Rivières (14)

Publié le par Monique MERABET

letchi1.JPG

 

Á la rivière

(Madeleine MAILLOT)

 

 

Chaque année, au mois de décembre, Arsène, un ami de la famille qui habite en bordure de la Rivière Des Marsouins, ne manque jamais de nous inviter à la cueillette des letchis. Pas la vraie cueillette où il faut grimper dans les arbres immenses au risque de se rompre le cou, regrouper ensuite les grappes dans des ballots, peser les ballots, les attacher, les charger dans le camion pour les livrer enfin aux marchands. Non, cela c'est travail de professionnels: «les casseurs».

Nous, nous ne sommes là que pour le plaisir: attraper directement sur la branche le fruit qui nous paraît le plus rouge, le plus mûr, le plus sucré... Et nous ne nous en privons pas.

Ce dimanche-là, je m'apprêtai à savourer plus encore que d'habitude le pique nique qui accompagne traditionnellement cette virée annuelle dans l'est. Mon ami Jean-Louis qui avait «sauté» la mer depuis plus de trois ans avait réussi à obtenir des congés pour la période de Noël.

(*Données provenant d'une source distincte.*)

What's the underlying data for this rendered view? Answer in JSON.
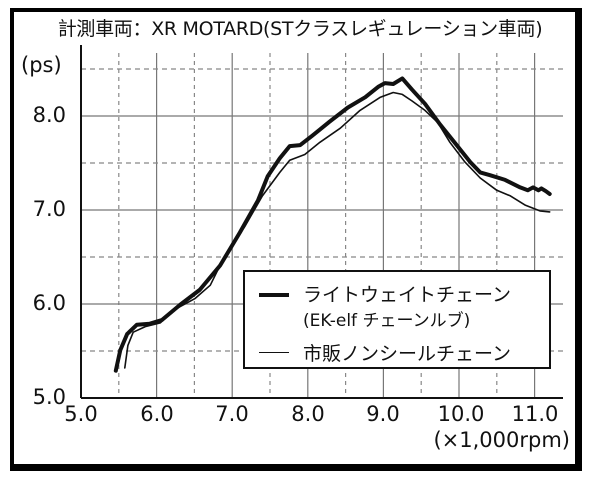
{
  "title": "計測車両：XR MOTARD(STクラスレギュレーション車両)",
  "colors": {
    "line": "#111111",
    "grid": "#777777",
    "frame": "#000000",
    "background": "#ffffff"
  },
  "axes": {
    "y_unit": "(ps)",
    "y_ticks": [
      "8.0",
      "7.0",
      "6.0",
      "5.0"
    ],
    "x_ticks": [
      "5.0",
      "6.0",
      "7.0",
      "8.0",
      "9.0",
      "10.0",
      "11.0"
    ],
    "x_unit": "(×1,000rpm)"
  },
  "legend": {
    "items": [
      {
        "label": "ライトウェイトチェーン",
        "sublabel": "(EK-elf チェーンルブ)",
        "style": "thick"
      },
      {
        "label": "市販ノンシールチェーン",
        "style": "thin"
      }
    ]
  },
  "chart_data": {
    "type": "line",
    "title": "計測車両：XR MOTARD(STクラスレギュレーション車両)",
    "xlabel": "(×1,000rpm)",
    "ylabel": "(ps)",
    "xlim": [
      5.0,
      11.3
    ],
    "ylim": [
      5.0,
      8.6
    ],
    "x_ticks": [
      5.0,
      6.0,
      7.0,
      8.0,
      9.0,
      10.0,
      11.0
    ],
    "y_ticks": [
      5.0,
      6.0,
      7.0,
      8.0
    ],
    "grid": {
      "major": "solid",
      "minor": "dashed",
      "x_minor_step": 0.5,
      "y_minor_step": 0.5
    },
    "legend_position": "lower right",
    "series": [
      {
        "name": "ライトウェイトチェーン (EK-elf チェーンルブ)",
        "style": "thick",
        "x": [
          5.46,
          5.52,
          5.61,
          5.74,
          5.91,
          6.07,
          6.31,
          6.57,
          6.84,
          7.1,
          7.34,
          7.47,
          7.63,
          7.76,
          7.9,
          8.06,
          8.29,
          8.53,
          8.76,
          8.93,
          9.02,
          9.13,
          9.25,
          9.38,
          9.55,
          9.75,
          9.95,
          10.15,
          10.28,
          10.41,
          10.61,
          10.81,
          10.91,
          10.98,
          11.05,
          11.09,
          11.15,
          11.2
        ],
        "values": [
          5.29,
          5.51,
          5.68,
          5.78,
          5.79,
          5.83,
          5.99,
          6.15,
          6.41,
          6.76,
          7.1,
          7.36,
          7.55,
          7.68,
          7.69,
          7.79,
          7.94,
          8.09,
          8.2,
          8.31,
          8.35,
          8.34,
          8.4,
          8.28,
          8.13,
          7.91,
          7.71,
          7.51,
          7.4,
          7.37,
          7.32,
          7.24,
          7.21,
          7.24,
          7.21,
          7.23,
          7.2,
          7.17
        ]
      },
      {
        "name": "市販ノンシールチェーン",
        "style": "thin",
        "x": [
          5.58,
          5.62,
          5.69,
          5.85,
          6.05,
          6.24,
          6.51,
          6.71,
          6.9,
          7.17,
          7.4,
          7.63,
          7.76,
          7.96,
          8.16,
          8.43,
          8.69,
          8.96,
          9.13,
          9.25,
          9.38,
          9.55,
          9.72,
          9.88,
          10.08,
          10.28,
          10.5,
          10.68,
          10.88,
          11.07,
          11.2
        ],
        "values": [
          5.32,
          5.56,
          5.7,
          5.76,
          5.8,
          5.94,
          6.06,
          6.2,
          6.51,
          6.83,
          7.15,
          7.4,
          7.53,
          7.59,
          7.72,
          7.87,
          8.06,
          8.2,
          8.25,
          8.23,
          8.16,
          8.06,
          7.93,
          7.72,
          7.51,
          7.34,
          7.21,
          7.15,
          7.05,
          6.99,
          6.98
        ]
      }
    ]
  }
}
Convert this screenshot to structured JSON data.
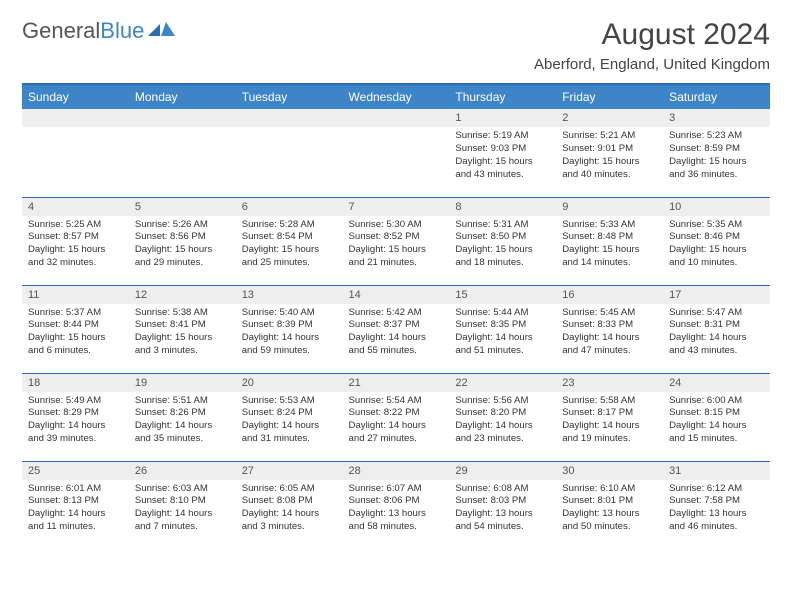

Les «Trois Jean», comme on nous surnommait depuis le collège: Jean-Louis, donc, Jean- Gilles et moi-même, Jean-Jules de mon prénom, pouvaient enfin être réunis.

Pour commencer, vers dix heures, avant que les autres n'arrivent, nous avons suivi Arsène et son chat qui ne le quittait pas d'un pas, à la rivière. Notre hôte souhaitait nous initier à la pêche aux «coquilles».

·         Moi, je suis volontaire pour préparer les épices. Pour enlever chaque petit os de chaque minuscule mollusque avec une aiguille si vous voulez. Mais, de bon matin, dans le courant, à s'accrocher aux galets glissants, très peu pour moi, je vous cède volontiers ma place, déclara Jean-Louis. Je suis comme le chat. Je m'intéresse de loin. D'ailleurs je vais le surveiller.

Il nous encouragea de la voix avant de s'éloigner en direction d'un arbre aux branches ployant jusqu'à terre. Il s'assit ensuite dans l'herbe, une superbe grappe de letchis posée à côté de lui. Et il ne faisait pas que l'admirer...

Au bout d'un laps de temps qui me parut assez court, Arsène estima que nous avions pris suffisamment de coquilles pour un bouillon, d'autant plus qu'il avait en réserve quelques cabots sauteurs, des bouches rondes, cinq ou six anguilles, qu'il destinait à un «petit» cari.

Nous nous mîmes à la cuisine. Au calme, sous la varangue, nous revint un de nos anciens passe-temps: la manie d'inventer des vire-langues. Jean-Gilles se lança le premier.

« En juin, Jean-Gilles et Jean-Jules jouent du jazz en gilet sur la berge en mangeant des jujubes juste jaunes».

Chacun de nous avait un petit verre à portée de main. Jean-Louis dut «goûter» deux ou trois fois le rhum zembrozade. Il ne parvenait pas, disait-il, à bien cerner son parfum subtile. Il détenait aussi, tout près, une réserve de fruits rouges.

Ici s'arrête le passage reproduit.